The plot of its step response is shown in Figure 8‑16, compared to the response of a system without the zero added. Predictably, based on Equation 8‑2 there is virtually no effect on the system response of the zero far in the insignificant region, with the Undershoot and the resulting delay almost invisible. Note that when a zero is in an insignificant region, it doesn’t matter that the zero is in the RHP – instead of far to the left, as in LHP, the insignificant region will be far to the right, tending towards positive large magnitudes. If we were looking for a simpler model for this system, the zero can safely be ignored:

$G_{mod}(s)=0.85\cdot\frac{49}{(s^2+2.8s+49)}$

Now, let’s see what happens when the zero is moved into the significant region i.e. close to the Imaginary axis. Assume a = +5. The plot of its step response is shown in Figure 8‑17, compared to the response of a system without the zero added.
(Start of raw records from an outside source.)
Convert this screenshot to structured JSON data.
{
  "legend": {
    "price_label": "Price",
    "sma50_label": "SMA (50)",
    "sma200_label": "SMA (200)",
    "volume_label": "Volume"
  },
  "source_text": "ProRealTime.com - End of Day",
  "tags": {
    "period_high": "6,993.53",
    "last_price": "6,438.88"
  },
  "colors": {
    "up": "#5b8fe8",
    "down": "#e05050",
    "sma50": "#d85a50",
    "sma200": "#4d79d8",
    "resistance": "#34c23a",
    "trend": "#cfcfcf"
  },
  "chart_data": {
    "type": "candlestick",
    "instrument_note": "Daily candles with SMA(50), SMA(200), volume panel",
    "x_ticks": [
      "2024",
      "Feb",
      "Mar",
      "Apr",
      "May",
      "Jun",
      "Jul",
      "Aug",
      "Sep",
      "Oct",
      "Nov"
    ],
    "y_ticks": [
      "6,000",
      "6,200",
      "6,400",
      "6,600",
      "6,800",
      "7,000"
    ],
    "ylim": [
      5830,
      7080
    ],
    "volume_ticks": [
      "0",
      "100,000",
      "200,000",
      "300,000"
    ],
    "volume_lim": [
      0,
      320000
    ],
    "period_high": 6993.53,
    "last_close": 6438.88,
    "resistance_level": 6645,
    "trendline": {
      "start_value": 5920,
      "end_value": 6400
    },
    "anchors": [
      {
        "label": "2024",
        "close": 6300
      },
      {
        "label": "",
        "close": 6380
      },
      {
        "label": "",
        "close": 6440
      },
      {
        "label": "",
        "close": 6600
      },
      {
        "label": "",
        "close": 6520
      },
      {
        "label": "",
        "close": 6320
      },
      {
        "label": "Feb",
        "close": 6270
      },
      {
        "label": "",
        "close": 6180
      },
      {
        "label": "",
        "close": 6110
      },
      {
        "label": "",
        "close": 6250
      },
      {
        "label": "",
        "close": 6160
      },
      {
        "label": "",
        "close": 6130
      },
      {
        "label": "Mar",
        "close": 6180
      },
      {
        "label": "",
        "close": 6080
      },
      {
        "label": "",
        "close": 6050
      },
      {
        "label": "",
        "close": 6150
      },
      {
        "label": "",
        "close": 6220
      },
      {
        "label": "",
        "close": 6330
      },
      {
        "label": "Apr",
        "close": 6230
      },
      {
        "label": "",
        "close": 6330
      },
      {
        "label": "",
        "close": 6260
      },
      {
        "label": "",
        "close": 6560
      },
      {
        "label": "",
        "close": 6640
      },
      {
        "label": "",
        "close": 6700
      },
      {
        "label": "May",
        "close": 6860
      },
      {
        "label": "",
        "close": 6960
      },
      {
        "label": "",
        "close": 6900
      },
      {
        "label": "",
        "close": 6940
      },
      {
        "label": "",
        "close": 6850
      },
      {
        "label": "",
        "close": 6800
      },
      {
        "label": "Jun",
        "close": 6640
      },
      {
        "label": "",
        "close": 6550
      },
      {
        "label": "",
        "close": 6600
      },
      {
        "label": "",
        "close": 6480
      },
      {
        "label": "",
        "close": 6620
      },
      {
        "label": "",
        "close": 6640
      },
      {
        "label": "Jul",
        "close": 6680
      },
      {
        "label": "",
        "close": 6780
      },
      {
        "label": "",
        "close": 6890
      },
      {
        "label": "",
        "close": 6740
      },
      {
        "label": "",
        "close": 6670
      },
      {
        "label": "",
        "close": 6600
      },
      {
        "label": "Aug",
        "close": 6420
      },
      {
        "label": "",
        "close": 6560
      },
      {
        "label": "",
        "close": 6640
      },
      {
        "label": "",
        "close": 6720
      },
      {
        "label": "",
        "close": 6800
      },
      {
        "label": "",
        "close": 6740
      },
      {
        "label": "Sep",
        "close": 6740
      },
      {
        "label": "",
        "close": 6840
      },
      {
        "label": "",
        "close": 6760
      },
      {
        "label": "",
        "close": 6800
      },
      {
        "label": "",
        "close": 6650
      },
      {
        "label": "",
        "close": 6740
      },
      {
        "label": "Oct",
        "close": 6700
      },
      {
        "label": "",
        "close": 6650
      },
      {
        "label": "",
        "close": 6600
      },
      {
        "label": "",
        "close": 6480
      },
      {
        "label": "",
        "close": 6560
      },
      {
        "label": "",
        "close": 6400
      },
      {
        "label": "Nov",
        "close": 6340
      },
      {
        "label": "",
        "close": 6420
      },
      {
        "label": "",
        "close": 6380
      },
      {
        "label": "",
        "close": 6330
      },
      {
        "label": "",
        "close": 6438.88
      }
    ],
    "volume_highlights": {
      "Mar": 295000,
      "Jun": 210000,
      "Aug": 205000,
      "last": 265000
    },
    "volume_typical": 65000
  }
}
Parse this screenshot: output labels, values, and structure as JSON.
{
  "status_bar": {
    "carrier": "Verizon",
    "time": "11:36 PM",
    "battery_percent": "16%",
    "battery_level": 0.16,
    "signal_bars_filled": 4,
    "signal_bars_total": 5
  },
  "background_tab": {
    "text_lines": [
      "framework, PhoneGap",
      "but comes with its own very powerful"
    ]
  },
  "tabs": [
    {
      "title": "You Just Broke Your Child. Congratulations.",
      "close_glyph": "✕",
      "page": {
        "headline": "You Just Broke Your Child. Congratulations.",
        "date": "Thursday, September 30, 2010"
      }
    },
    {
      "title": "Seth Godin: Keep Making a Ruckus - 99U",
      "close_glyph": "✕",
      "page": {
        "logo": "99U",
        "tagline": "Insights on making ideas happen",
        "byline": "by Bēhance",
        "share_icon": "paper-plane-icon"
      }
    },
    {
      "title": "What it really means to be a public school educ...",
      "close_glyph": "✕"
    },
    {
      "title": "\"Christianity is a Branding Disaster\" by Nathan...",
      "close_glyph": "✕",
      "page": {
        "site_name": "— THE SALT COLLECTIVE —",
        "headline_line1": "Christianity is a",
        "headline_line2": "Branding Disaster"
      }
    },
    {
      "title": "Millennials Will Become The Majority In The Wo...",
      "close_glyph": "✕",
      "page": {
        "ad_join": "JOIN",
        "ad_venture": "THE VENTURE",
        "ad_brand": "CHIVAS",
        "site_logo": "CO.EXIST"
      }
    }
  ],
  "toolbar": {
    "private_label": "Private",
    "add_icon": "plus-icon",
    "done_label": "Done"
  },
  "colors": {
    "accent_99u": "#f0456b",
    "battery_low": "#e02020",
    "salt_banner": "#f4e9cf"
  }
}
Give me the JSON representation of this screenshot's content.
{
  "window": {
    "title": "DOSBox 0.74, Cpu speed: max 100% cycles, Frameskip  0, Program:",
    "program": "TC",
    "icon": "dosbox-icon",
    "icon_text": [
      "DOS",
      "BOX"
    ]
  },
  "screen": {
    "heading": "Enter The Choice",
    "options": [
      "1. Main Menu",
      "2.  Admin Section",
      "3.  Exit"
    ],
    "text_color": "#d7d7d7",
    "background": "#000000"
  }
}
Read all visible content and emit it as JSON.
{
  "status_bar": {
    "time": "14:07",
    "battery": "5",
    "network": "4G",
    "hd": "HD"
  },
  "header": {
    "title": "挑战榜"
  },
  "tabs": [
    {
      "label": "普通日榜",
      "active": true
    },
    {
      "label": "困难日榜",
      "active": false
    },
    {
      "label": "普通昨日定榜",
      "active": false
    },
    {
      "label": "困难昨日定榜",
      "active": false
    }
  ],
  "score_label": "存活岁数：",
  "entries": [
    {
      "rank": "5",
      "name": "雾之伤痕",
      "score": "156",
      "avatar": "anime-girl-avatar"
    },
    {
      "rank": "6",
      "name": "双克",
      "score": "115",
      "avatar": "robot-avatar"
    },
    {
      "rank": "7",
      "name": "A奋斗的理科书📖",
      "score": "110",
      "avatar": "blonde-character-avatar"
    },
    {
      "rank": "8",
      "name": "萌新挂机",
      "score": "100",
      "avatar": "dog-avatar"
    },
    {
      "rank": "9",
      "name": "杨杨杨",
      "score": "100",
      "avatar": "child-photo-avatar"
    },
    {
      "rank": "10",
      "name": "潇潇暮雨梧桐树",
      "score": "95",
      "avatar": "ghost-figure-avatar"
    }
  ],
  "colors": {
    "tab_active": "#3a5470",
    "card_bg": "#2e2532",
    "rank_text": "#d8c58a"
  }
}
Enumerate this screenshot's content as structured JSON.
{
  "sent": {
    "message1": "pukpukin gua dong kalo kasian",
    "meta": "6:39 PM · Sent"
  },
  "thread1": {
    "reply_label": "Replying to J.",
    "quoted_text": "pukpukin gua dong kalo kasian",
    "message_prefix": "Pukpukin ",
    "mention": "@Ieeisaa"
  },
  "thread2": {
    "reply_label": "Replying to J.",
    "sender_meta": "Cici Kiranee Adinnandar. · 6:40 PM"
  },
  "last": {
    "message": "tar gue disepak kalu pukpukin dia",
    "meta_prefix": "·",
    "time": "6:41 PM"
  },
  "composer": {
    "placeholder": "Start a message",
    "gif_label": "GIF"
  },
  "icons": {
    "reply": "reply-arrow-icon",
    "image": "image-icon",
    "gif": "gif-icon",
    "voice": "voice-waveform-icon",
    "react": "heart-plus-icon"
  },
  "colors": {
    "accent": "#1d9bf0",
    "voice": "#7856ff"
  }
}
$G(s)=0.85\cdot\frac{49}{(s^2+2.8s+49)}\cdot\frac{(-s+5)}{5}=\frac{-8.33s+41.7}{s^2+2.8s+49}$

The magnitude of the negative derivative term in Equation 8‑2 is now much larger.  This will cause a very visible Undershoot, or a dip, at the beginning of the system response – the initial response goes negative. As a result of the delay, the Rise Time and Settling Time will be longer (worse). The Percent Overshoot is again much worse (larger), as in the case of the zero in the LHP. The frequency of oscillations is not affected. We would not be able to replace the system dynamic with a simplified model – the RHP zero has to be included in the description.